Another concern is a new system of pumps and floodgates on three drainage canals. Floodwalls on two of the canals collapsed during Katrina, causing widespread flooding in central New Orleans.
The corps installed the new system to prevent storm surge from entering the canals, but some of the pumps have been plagued with problems. They were defective when they were installed in 2006 and doubts persist about the corps' overall engineering solution.From CBS News: The drainage canal pumps were custom-designed and built under a $26.6 million contract awarded after competitive bidding to Moving Water Industries Corp. of Florida. The company was founded in 1926 and supplies flood control and irrigation pumps all over the world.
MWI is owned by J. David Eller and his sons. Eller was once a business partner of former Florida Gov. Jeb Bush in a venture called Bush-El that marketed MWI pumps. Eller has donated about $128,000 to politicians, the vast majority of it to the Republican Party, since 1996, according to the Center for Responsive Politics.
MWI has run into trouble before. The Justice Department sued the company in 2002, accusing it of fraudulently helping Nigeria obtain $74 million in taxpayer-backed loans for overpriced and unnecessary water pump equipment. The case has yet to be resolved.
And there's no telling how many of the levees themselves were properly constructed. It's certain that at least one wasn't going to be - until the contractor was caught. They had filled the joints between cement barriers with paper instead of the rubber foam sealant that should be there:From World Net Daily:
New Orleans CBS affiliate WWL-TV visited a section of floodwall in St.
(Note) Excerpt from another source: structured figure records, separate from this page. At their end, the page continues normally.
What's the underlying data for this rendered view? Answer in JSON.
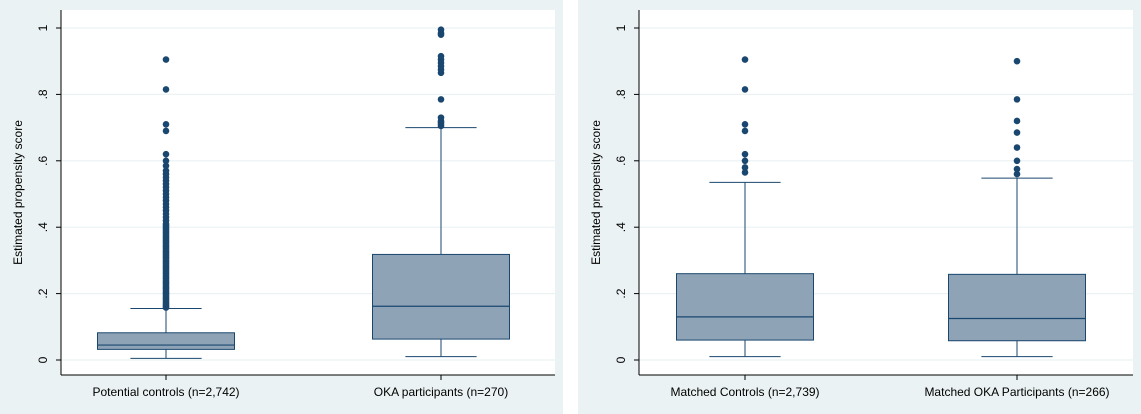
{
  "colors": {
    "outer_bg": "#eaf2f3",
    "plot_bg": "#ffffff",
    "box_fill": "#8fa3b7",
    "box_stroke": "#1a476f",
    "outlier": "#1a476f",
    "grid": "#eaf2f3"
  },
  "chart_data": [
    {
      "type": "box",
      "ylabel": "Estimated propensity score",
      "ylim": [
        0,
        1
      ],
      "yticks": [
        0,
        0.2,
        0.4,
        0.6,
        0.8,
        1
      ],
      "ytick_labels": [
        "0",
        ".2",
        ".4",
        ".6",
        ".8",
        "1"
      ],
      "grid": true,
      "categories": [
        "Potential controls (n=2,742)",
        "OKA participants (n=270)"
      ],
      "boxes": [
        {
          "min": 0.005,
          "q1": 0.032,
          "median": 0.045,
          "q3": 0.082,
          "max": 0.155,
          "outliers": [
            0.158,
            0.162,
            0.166,
            0.17,
            0.175,
            0.18,
            0.185,
            0.19,
            0.195,
            0.2,
            0.205,
            0.21,
            0.215,
            0.22,
            0.225,
            0.23,
            0.235,
            0.24,
            0.245,
            0.25,
            0.255,
            0.26,
            0.265,
            0.27,
            0.275,
            0.28,
            0.285,
            0.29,
            0.295,
            0.3,
            0.305,
            0.31,
            0.315,
            0.32,
            0.325,
            0.33,
            0.335,
            0.34,
            0.345,
            0.35,
            0.355,
            0.36,
            0.365,
            0.37,
            0.375,
            0.38,
            0.385,
            0.39,
            0.395,
            0.4,
            0.405,
            0.41,
            0.42,
            0.43,
            0.44,
            0.45,
            0.46,
            0.47,
            0.48,
            0.49,
            0.5,
            0.51,
            0.52,
            0.53,
            0.54,
            0.55,
            0.56,
            0.57,
            0.585,
            0.6,
            0.62,
            0.69,
            0.71,
            0.815,
            0.905
          ]
        },
        {
          "min": 0.01,
          "q1": 0.063,
          "median": 0.162,
          "q3": 0.318,
          "max": 0.7,
          "outliers": [
            0.705,
            0.71,
            0.715,
            0.72,
            0.73,
            0.785,
            0.865,
            0.875,
            0.885,
            0.895,
            0.905,
            0.915,
            0.98,
            0.985,
            0.995
          ]
        }
      ]
    },
    {
      "type": "box",
      "ylabel": "Estimated propensity score",
      "ylim": [
        0,
        1
      ],
      "yticks": [
        0,
        0.2,
        0.4,
        0.6,
        0.8,
        1
      ],
      "ytick_labels": [
        "0",
        ".2",
        ".4",
        ".6",
        ".8",
        "1"
      ],
      "grid": true,
      "categories": [
        "Matched Controls (n=2,739)",
        "Matched OKA Participants (n=266)"
      ],
      "boxes": [
        {
          "min": 0.01,
          "q1": 0.06,
          "median": 0.13,
          "q3": 0.26,
          "max": 0.535,
          "outliers": [
            0.565,
            0.58,
            0.6,
            0.62,
            0.69,
            0.71,
            0.815,
            0.905
          ]
        },
        {
          "min": 0.01,
          "q1": 0.058,
          "median": 0.125,
          "q3": 0.258,
          "max": 0.548,
          "outliers": [
            0.56,
            0.575,
            0.6,
            0.64,
            0.685,
            0.72,
            0.785,
            0.9
          ]
        }
      ]
    }
  ]
}
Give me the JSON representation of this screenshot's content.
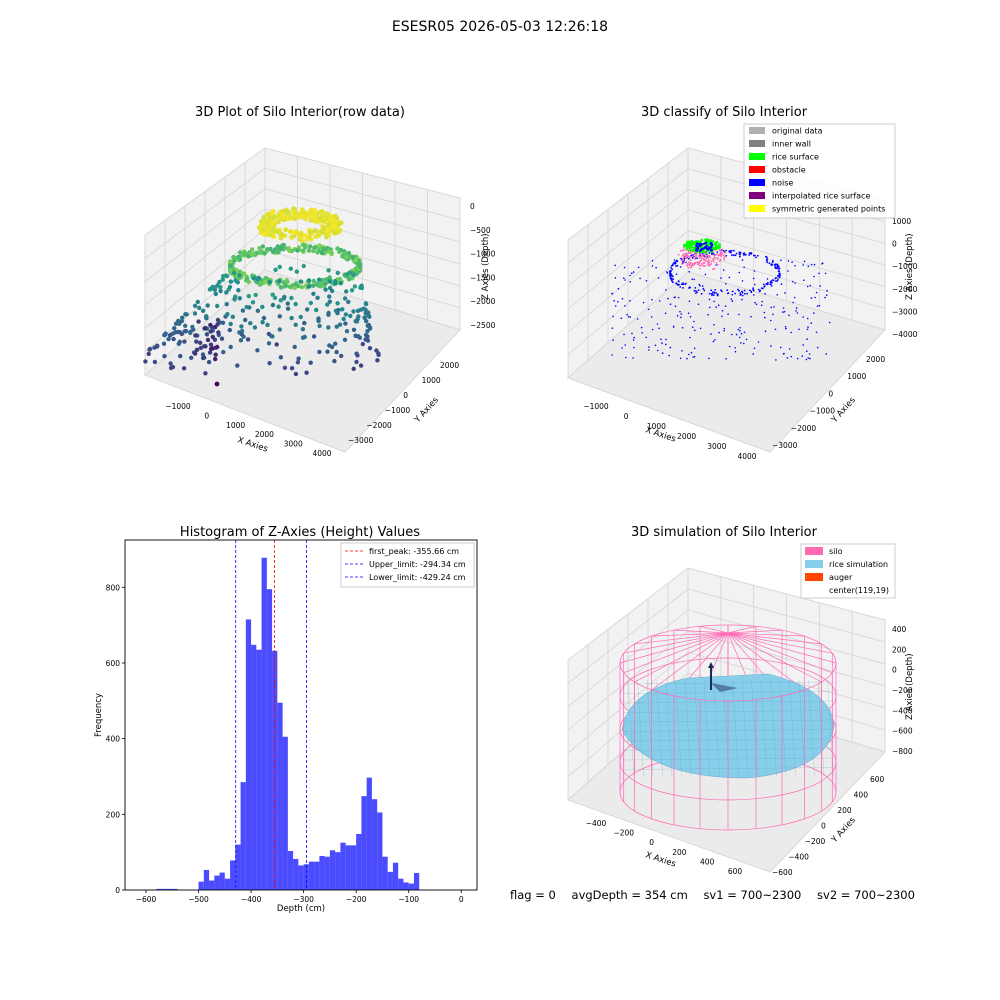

Bernard Parish with a resident who asked not to be identified and who showed the news crew a section of floodwall where he had observed the contractor filling the openings between the walls with newspaper during repairs in 2006.
"The whole length of the wall was stuffed with newspaper," the resident said.
...
"It's like putting a Band-Aid on the hole of a gas tank of an airplane," the resident said.